Isaac, the No. 6 pick in last June’s NBA Draft, missed his 14th game on Friday because of complications from a sprained ankle. Ross injured his knee on Nov. 29 and could miss several months.

Fournier is averaging career bests in scoring (18.3 points per game), field goal percentage (47.8 percent) and 3-point range accuracy (41.5 percent). He has been a strong barometer of the Magic’s success this season as they are 3-0 when he scores 25-or-more points and 8-5 when he tops the 20-point plateau.

Fournier, who had 27 points, four rebounds and two steals on Wednesday, suffered the injury on the first basket of overtime. He said he couldn’t even playfully get onto Vucevic for the injury because ``he set a really good screen.’’ Then, he added that he feels mainly frustration because, ``you land on someone’s foot, and it’s just stupid.’’

Wednesday’s game began a stretch where the Magic are playing at the Amway Center in four of five games. Fournier missed Friday’s game against Denver and won’t travel to Atlanta for Saturday’s game. Orlando won’t play again until Wednesday (against the Los Angeles Clippers) and Fournier is hopeful of a speedy return although he sounds uncertain about when he will be able to push himself through an obviously painful injury.

``You have good games at home and it’s an important stretch for us, so (the injury) is unfortunate,’’ said Fournier, who said the sprained ankle was the third of his NBA career. ``Being swollen doesn’t necessarily mean it’s terrible. You can have a bad ankle (without swelling) or a perfect ankle and it can be painful. It’s not really swollen, but it hurts right now.’’

AFFLALO’S CHANGING ROLE: Acknowledging a slippage in skill level due to age or injury can sometimes be an extremely difficult thing to do for a supremely confident athlete. Doing that hasn’t always been easy for a now 32-year-old Afflalo, but the veteran forward has been the picture of professionalism this season in Orlando.

Now 32 years old, Afflalo is a long way away from being the player who averaged a career-best 18.2 points per game for Orlando in 2012-13. Since then, he’s played for five different teams and he’s in his second stint with the Magic. And unlike in years past, when he was often a scorer who teams looked to feed the ball to in tense moments, Afflalo knows he is now a veteran who is being looked to as a scorer off the bench.

He came into Friday averaging just 2.3 points a game while playing just 12.5 minutes in the 20 games he’s appeared in. Those numbers figure to go up in the near future with Fournier out and Afflalo expected to see more minutes and shots at the small forward position.

``In recent years (there was frustration), but this year, no,’’ Afflalo said of his changing role. ``I truly feel fortunate to be back here. My commitment to this franchise and to (President of Basketball Operations) Jeff (Weltman) and (GM) John (Hammond) and Coach Frank (Vogel) is still with me today.

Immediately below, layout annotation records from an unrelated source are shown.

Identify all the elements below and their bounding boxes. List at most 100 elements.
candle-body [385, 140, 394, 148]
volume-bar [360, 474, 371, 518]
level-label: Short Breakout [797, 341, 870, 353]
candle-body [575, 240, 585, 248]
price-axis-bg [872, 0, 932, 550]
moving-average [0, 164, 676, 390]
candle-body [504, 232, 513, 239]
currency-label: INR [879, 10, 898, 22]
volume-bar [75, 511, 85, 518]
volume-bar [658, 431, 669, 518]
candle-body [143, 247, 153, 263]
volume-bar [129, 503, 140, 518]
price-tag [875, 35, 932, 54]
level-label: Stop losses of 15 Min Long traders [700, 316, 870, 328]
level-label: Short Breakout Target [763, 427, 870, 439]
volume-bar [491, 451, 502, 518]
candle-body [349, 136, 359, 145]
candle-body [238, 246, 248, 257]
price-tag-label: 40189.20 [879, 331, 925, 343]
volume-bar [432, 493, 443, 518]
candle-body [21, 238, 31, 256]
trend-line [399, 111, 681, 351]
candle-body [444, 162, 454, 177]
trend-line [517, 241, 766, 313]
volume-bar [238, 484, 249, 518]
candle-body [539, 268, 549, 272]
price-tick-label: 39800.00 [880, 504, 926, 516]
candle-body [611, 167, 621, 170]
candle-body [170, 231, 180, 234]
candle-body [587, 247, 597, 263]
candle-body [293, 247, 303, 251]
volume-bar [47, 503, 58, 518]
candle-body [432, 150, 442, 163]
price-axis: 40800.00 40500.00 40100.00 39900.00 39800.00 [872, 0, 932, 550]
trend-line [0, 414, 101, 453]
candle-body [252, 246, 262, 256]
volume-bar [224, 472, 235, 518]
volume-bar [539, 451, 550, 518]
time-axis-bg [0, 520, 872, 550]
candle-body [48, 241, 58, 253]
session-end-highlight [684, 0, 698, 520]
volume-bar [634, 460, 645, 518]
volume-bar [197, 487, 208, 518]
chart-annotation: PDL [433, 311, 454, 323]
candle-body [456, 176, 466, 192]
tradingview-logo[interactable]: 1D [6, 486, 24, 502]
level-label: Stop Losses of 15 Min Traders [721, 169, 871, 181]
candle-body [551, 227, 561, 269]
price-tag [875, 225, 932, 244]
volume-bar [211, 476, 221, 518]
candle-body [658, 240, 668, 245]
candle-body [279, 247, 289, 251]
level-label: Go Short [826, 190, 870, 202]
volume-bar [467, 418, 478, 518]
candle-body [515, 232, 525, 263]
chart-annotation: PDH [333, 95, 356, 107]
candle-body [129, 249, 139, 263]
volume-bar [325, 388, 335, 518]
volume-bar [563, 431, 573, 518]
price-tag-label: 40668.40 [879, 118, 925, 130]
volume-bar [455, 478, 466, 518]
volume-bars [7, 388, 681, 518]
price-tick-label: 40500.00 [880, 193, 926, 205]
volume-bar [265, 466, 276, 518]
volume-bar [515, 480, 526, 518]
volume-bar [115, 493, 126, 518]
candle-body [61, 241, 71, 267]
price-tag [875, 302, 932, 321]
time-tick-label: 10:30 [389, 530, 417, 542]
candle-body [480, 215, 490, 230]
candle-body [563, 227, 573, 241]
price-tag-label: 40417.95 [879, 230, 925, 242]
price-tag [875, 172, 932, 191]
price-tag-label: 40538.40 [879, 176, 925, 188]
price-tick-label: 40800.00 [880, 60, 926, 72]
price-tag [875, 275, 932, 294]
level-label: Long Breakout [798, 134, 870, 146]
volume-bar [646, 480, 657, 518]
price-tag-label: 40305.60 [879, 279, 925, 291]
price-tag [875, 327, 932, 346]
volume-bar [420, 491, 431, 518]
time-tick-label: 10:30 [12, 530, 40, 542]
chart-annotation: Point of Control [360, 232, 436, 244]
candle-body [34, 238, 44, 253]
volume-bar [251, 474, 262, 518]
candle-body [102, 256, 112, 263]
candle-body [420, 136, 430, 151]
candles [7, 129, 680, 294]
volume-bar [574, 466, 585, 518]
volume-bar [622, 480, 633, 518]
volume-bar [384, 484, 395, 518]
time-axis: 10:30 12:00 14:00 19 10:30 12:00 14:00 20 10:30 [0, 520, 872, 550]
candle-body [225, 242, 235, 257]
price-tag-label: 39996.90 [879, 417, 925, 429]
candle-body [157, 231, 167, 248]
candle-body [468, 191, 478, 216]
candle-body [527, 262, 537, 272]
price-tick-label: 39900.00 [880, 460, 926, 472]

I look at the big picture and I just want success for the whole group. There’s obviously going to come opportunities for me to have individual success, but (lack of chances) will never have me upset, I’ll say.’’

UP NEXT: The Magic were scheduled to depart right after Friday’s game for Atlanta where they will face the Hawks on Saturday night at Philips Arena. The snow that hit the North Georgia region on Friday isn’t expected to interfere with the Magic’s travel plans.

Orlando outlasted the Hawks 110-106 on Wednesday night in overtime. The Magic needed a 3-pointer from D.J. Augustin with 6.2 seconds remaining to tie the game and force overtime. Orlando led by as many as nine in the first quarter, but fell behind by as much as eight and the game stayed that way until a fourth-quarter rally.

Nikola Vucevic had 22 points and 16 rebounds, but his biggest contribution was his four blocks. Many of those came on drives by Atlanta point guard Dennis Schroder, who made just 10 of 25 field goal attempts against Orlando.